Intelligence, Artificial or Otherwise

The Talos Principle 2 succeeds in recontextualizing the philosophy-lecture overtones of its predecessor, but it also benefits from carrying forward many of the fictional ideas. In its opening moments, it introduces a complete society of post-human androids that consider themselves to be entirely human. It feels no need to question or debate their personhood, or agonize about the definition or ethics of AI. Instead, it spends its effort on highlighting how these people live and interact with their physical world in ways that differ from flesh-and-blood humans.

Building the story on a foundation of transhumanism (rather than inching towards it) gives The Talos Principle 2 a great deal of space to explore the interiority and nuance of the lives of its characters. Character details like pets, career preferences, and histories with one another bring the specificities of their lives into focus. They shine lights on the undercurrents of disagreement and uncertainty that affect the community. Their robotic bodies allow them to stream video and audio feed to one another at any time, and allow the citizens back home to speculate and participate. 1k can access a forum-style social network from the pause menu at any time, which populates periodically with the musings of the many members of the community. Topics will open and close to discuss random tangential topics or reactions to the efforts of the expedition. It’s also a vehicle for humor and for deepening the cast of characters.

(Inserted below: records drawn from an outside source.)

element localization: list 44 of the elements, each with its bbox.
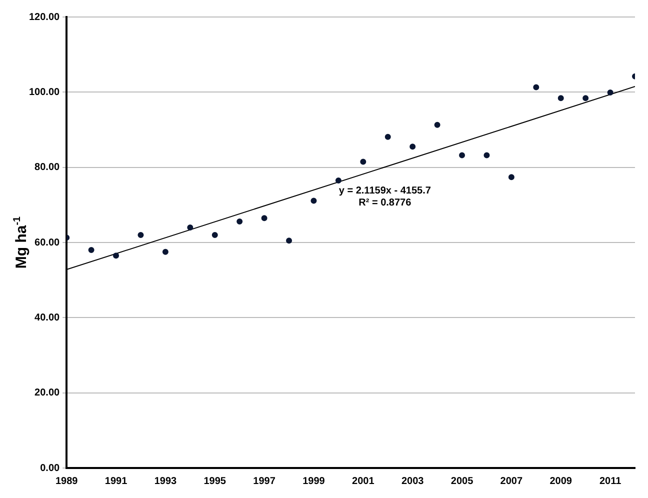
x-tick-label: 1989 xyxy=(55,476,78,487)
point xyxy=(286,238,292,244)
x-tick-label: 2007 xyxy=(500,476,523,487)
point xyxy=(484,152,490,158)
y-tick-label: 60.00 xyxy=(34,237,60,248)
point xyxy=(162,248,168,255)
y-tick-label: 120.00 xyxy=(28,12,60,23)
y-tick-label: 40.00 xyxy=(34,312,60,324)
x-tick-label: 1997 xyxy=(253,476,276,487)
y-tick-label: 0.00 xyxy=(40,462,60,474)
x-tick-label: 2005 xyxy=(450,476,474,487)
y-tick-label: 80.00 xyxy=(34,162,60,174)
y-tick-label: 100.00 xyxy=(28,86,60,98)
x-tick-label: 1993 xyxy=(154,476,177,487)
annotation: R² = 0.8776 xyxy=(358,197,412,208)
y-tick-label: 20.00 xyxy=(34,388,60,399)
y-axis-title: Mg ha-1 xyxy=(12,216,30,269)
point xyxy=(335,177,342,184)
point xyxy=(88,247,94,254)
annotation: y = 2.1159x - 4155.7 xyxy=(338,185,432,196)
x-tick-label: 1991 xyxy=(104,476,128,487)
point xyxy=(212,232,218,238)
point xyxy=(607,90,614,96)
x-tick-label: 2001 xyxy=(352,476,375,487)
point xyxy=(236,218,243,224)
x-tick-label: 1999 xyxy=(302,476,326,487)
point xyxy=(187,224,194,230)
point xyxy=(459,152,466,158)
point xyxy=(113,252,120,259)
point xyxy=(533,84,540,90)
x-tick-label: 2009 xyxy=(550,476,572,487)
point xyxy=(582,95,589,102)
point xyxy=(138,232,144,238)
point xyxy=(434,122,440,128)
point xyxy=(261,215,268,222)
point xyxy=(410,144,416,150)
point xyxy=(384,134,391,140)
point xyxy=(310,198,317,204)
x-tick-label: 2003 xyxy=(401,476,424,487)
point xyxy=(360,158,366,165)
x-tick-label: 1995 xyxy=(204,476,226,487)
point xyxy=(508,174,514,180)
point xyxy=(558,95,564,102)
x-tick-label: 2011 xyxy=(599,476,622,487)
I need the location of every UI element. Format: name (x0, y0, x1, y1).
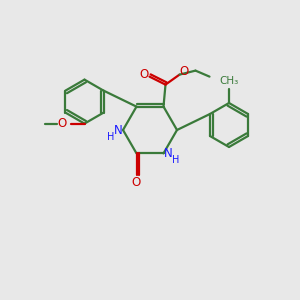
Text: N: N (114, 124, 122, 136)
Text: O: O (58, 117, 67, 130)
Text: H: H (172, 155, 179, 165)
Text: O: O (139, 68, 148, 81)
Text: O: O (132, 176, 141, 189)
Text: CH₃: CH₃ (219, 76, 238, 86)
Text: H: H (107, 132, 115, 142)
Text: N: N (164, 147, 173, 160)
Text: O: O (180, 65, 189, 78)
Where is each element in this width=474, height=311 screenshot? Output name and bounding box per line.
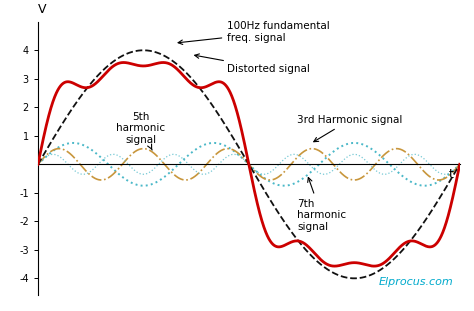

And of course, it’s difficult to ignore the physical spaces themselves, filled with enigmatic structures of varying styles and designs that intend to evoke a sense of awe and grandeur. I don’t know if The Talos Principle 2 is as jaw-droppingly beautiful as its commitment to Unreal Engine 5 fidelity suggests it wants to be. But it accomplishes a remarkable sense of scale and it creates a lot of striking and memorable spaces and structures to explore.


The Talos Principle 2 is still hard to recommend. It consists of a hefty portion of both puzzles and storytelling; at minimum, it demands that you tolerate one and truly enjoy the other. But I found my interest in it growing as I reached deeper and deeper into the island’s mysteries, and felt that its writing was consistently sharp and deeply character-driven. Yes, many of its core cast of characters are ideological stand-ins; but they resist becoming exclusively stand-ins. They have preexisting friendships and rivalries, hobbies, interests, hopes, dreams, traumas, fears. Both the history of their community and the story of the game’s present are harrowing and humanizing.

Though the philosophical binaries (or ternaries) of the story can feel unsatisfying or overly partitioned from one another, the game still provides a fair amount of substantive ideas to mull over. The writing is very clearly inviting critical thought and consideration of many perspectives. I’m not always happy with where it lands, but its willingness to strike up these conversations via such well-realized companions is engaging and worthwhile.